Supervised learning (Classification)

In supervised learning, the task is to infer hidden structure from labeled data, comprised of training examples \(\{(x_n, y_n)\}\). Classification means the output \(y\) takes discrete values.

We demonstrate how to do this in Edward with an example. The script is available here.

Data

Use 25 data points from the crabs data set.

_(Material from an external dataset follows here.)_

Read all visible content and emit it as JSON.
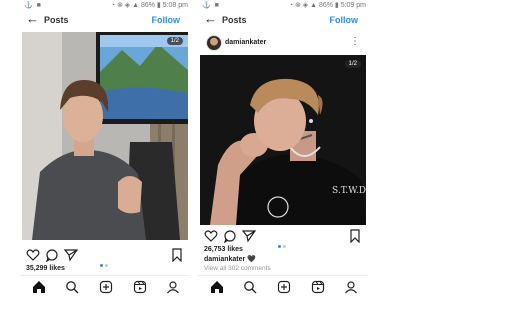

df = np.loadtxt('data/crabs_train.txt', dtype='float32', delimiter=',')
df[df[:, 0] == -1, 0] = 0  # replace -1 label with 0 label

N = 25  # number of data points
D = df.shape[1] - 1  # number of features

subset = np.random.choice(df.shape[0], N, replace=False)
X_train = df[subset, 1:]
y_train = df[subset, 0]

Model

Posit the model as Gaussian process classification. For more details on the model, see the Gaussian process classification tutorial.

def kernel(x):
  mat = []
  for i in range(N):
    mat += [[]]
    xi = x[i, :]
    for j in range(N):
      if j == i:
        mat[i] += [multivariate_rbf(xi, xi)]
      else:
        xj = x[j, :]
        mat[i] += [multivariate_rbf(xi, xj)]

    mat[i] = tf.pack(mat[i])

  return tf.pack(mat)

X = tf.placeholder(tf.float32, [N, D])
f = MultivariateNormalFull(mu=tf.zeros(N), sigma=kernel(X))
y = Bernoulli(logits=f)

Inference

Perform variational inference. Define the variational model to be a fully factorized normal

qf = Normal(mu=tf.Variable(tf.random_normal([N])),
            sigma=tf.nn.softplus(tf.Variable(tf.random_normal([N]))))

Run variational inference for 500 iterations.

data = {X: X_train, y: y_train}
inference = ed.KLqp({f: qf}, data)
inference.run(n_iter=500)

In this case KLqp defaults to minimizing the \(\text{KL}(q\|p)\) divergence measure using the reparameterization gradient. For more details on inference, see the \(\text{KL}(q\|p)\) tutorial. (This example happens to be slow because evaluating and inverting full covariances in Gaussian processes happens to be slow.)